The DOOM reboot in 2016 revitalized the FPS genre in many ways. The fluidity of the combat and always-move-forward design philosophy made other shooters look trivial by comparison. DOOM Eternal is to DOOM (2016) as DOOM (2016) was to all other shooters. That is to say: DOOM Eternal’s puzzle-like combat and overhaul to every system, ability, and weapon makes DOOM (2016) look like baby’s first shooty game.
The Right Tool For The Job
If you just replayed DOOM (2016) as a refresher, or if you remember the high energy gorefest that made that game so special at the time, you may find yourself struggling at the start of DOOM Eternal. The enemies are much smarter and use tactics to surround and corner you, there’s precious little ammo to go around, and your basic melee attack doesn’t actually do any damage. These changes may seem overly punishing early on, but through trial and error, it doesn’t take long to understand what the game wants from you.
A Bigger, Better World
DOOM (2016) iconically begins with the Doom Slayer slapping away a monitor as Samuel Hayden attempts to deliver some expositional dialogue. It sets a pace for the game that tells players, “There’s a story here, but don’t worry about it. Go rip and tear, bud.”

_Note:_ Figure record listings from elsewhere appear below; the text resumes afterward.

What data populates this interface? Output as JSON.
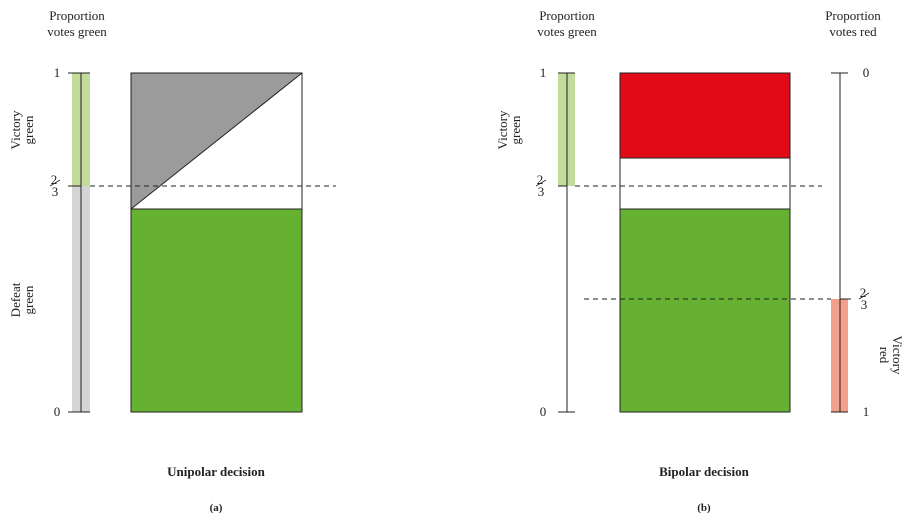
{
  "colors": {
    "green_bar": "#c3dc9c",
    "grey_bar": "#d4d4d4",
    "green_fill": "#66b132",
    "grey_fill": "#9b9b9b",
    "red_fill": "#e30a17",
    "red_bar": "#f3a08a",
    "line": "#222222"
  },
  "panel_a": {
    "axis_title_line1": "Proportion",
    "axis_title_line2": "votes green",
    "tick_top": "1",
    "tick_bottom": "0",
    "tick_fraction_num": "2",
    "tick_fraction_den": "3",
    "victory_line1": "Victory",
    "victory_line2": "green",
    "defeat_line1": "Defeat",
    "defeat_line2": "green",
    "caption": "Unipolar decision",
    "sublabel": "(a)"
  },
  "panel_b": {
    "left_axis_title_line1": "Proportion",
    "left_axis_title_line2": "votes green",
    "right_axis_title_line1": "Proportion",
    "right_axis_title_line2": "votes red",
    "left_tick_top": "1",
    "left_tick_bottom": "0",
    "left_tick_fraction_num": "2",
    "left_tick_fraction_den": "3",
    "right_tick_top": "0",
    "right_tick_bottom": "1",
    "right_tick_fraction_num": "2",
    "right_tick_fraction_den": "3",
    "victory_green_line1": "Victory",
    "victory_green_line2": "green",
    "victory_red_line1": "Victory",
    "victory_red_line2": "red",
    "caption": "Bipolar decision",
    "sublabel": "(b)"
  }
}
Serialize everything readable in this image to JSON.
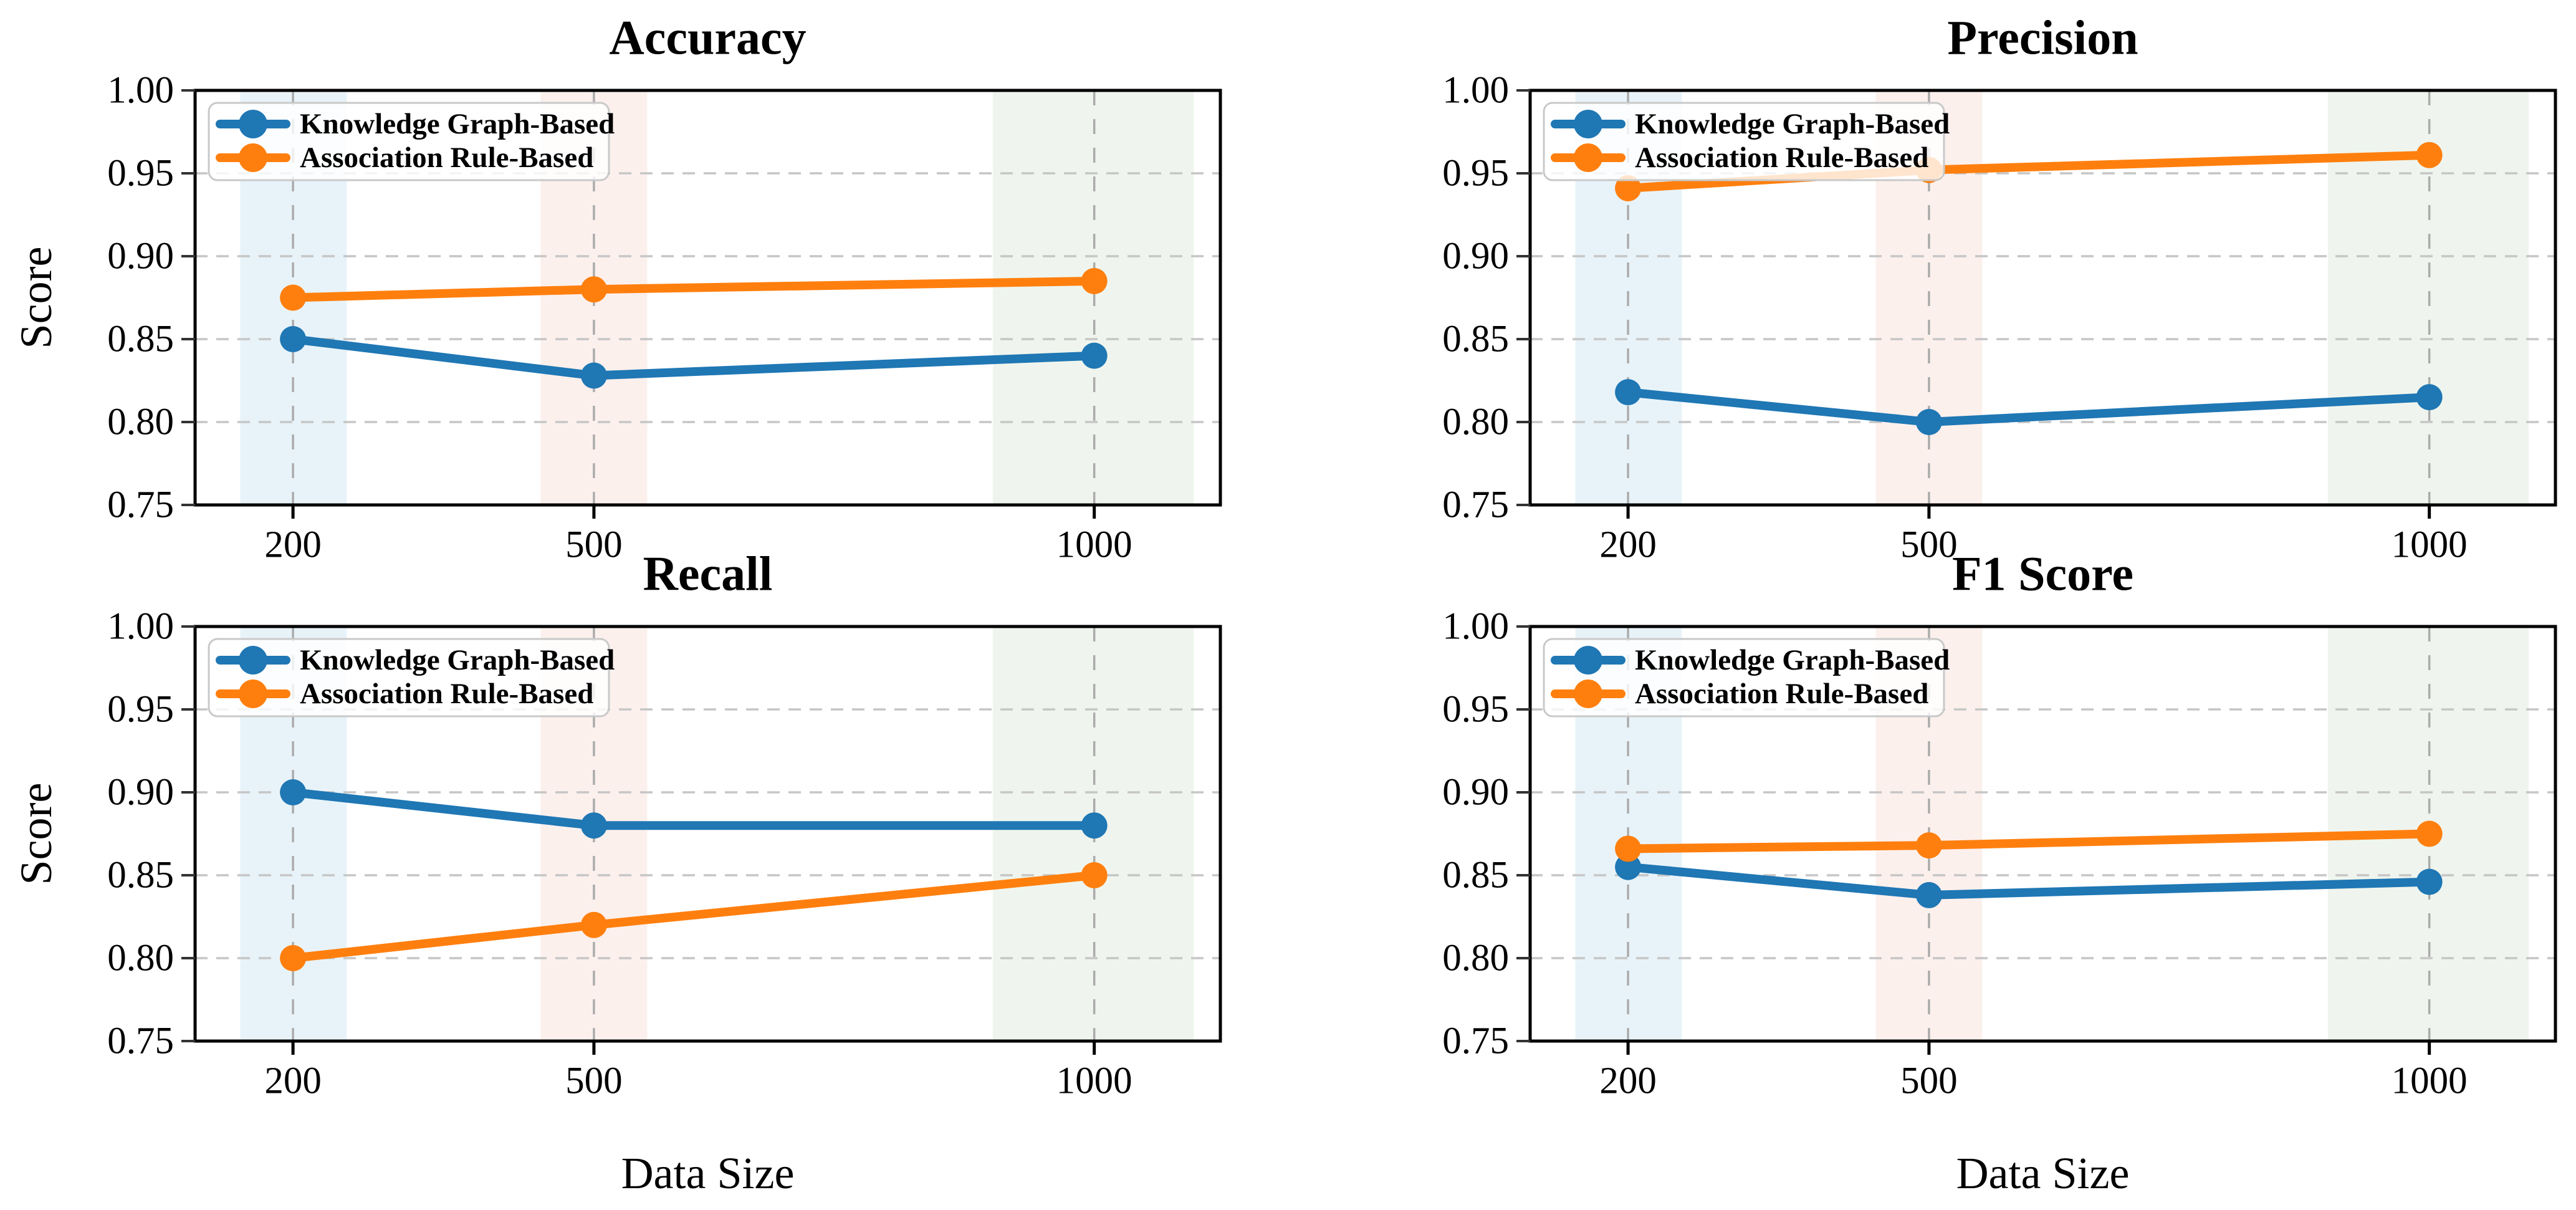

DOOM Eternal delivers all of the context through collectible codex entries, similar to DOOM (2016), but this time the story isn’t something happening in the background. DOOM Eternal takes the Doom Slayer to half a dozen different planets and dimensions on a tour through the history of Hell, the Sentinals (a futurist race of space Vikings), and the Doomguy himself. The narrative of DOOM Eternal is considerably ambitious. It answers more questions than anyone ever thought to ask about the world and the slayer and offers genuine gothic sci-fi lore, rather than simple plot contrivances to move you from one arena to the next.
The result is a dozen levels that span an incredibly diverse range of locations that eclipse everything you can see in DOOM (2016) in just the first couple hours. Double jump, dash, and wall climbing create the opportunity for platforming puzzles and sprawling worlds that the developers have maximized to their full potential.
Rip & Tear, But This Time Use Your Brain
Failure is part of mastery, and by the end of my ~20-hour playthrough of DOOM Eternal, I felt like I had developed a far greater mastery of the game than I ever did in DOOM (2016). Some battles took me 20 tries or more, it’s true, but by the time I got through it I learned the timing of every wave and used every single one of my abilities to survive. For that, DOOM Eternal is likely the most satisfying shooter ever made. The easy mode (I’m Too Young To Die) is still available for anyone who prefers the mindless carnage of DOOM (2016), but I promise you, DOOM Eternal is worth the struggle.
A PC copy of DOOM Eternal was provided to TheGamer for this review. DOOM Eternal is available now on PC, PS4, Xbox One, and Stadia.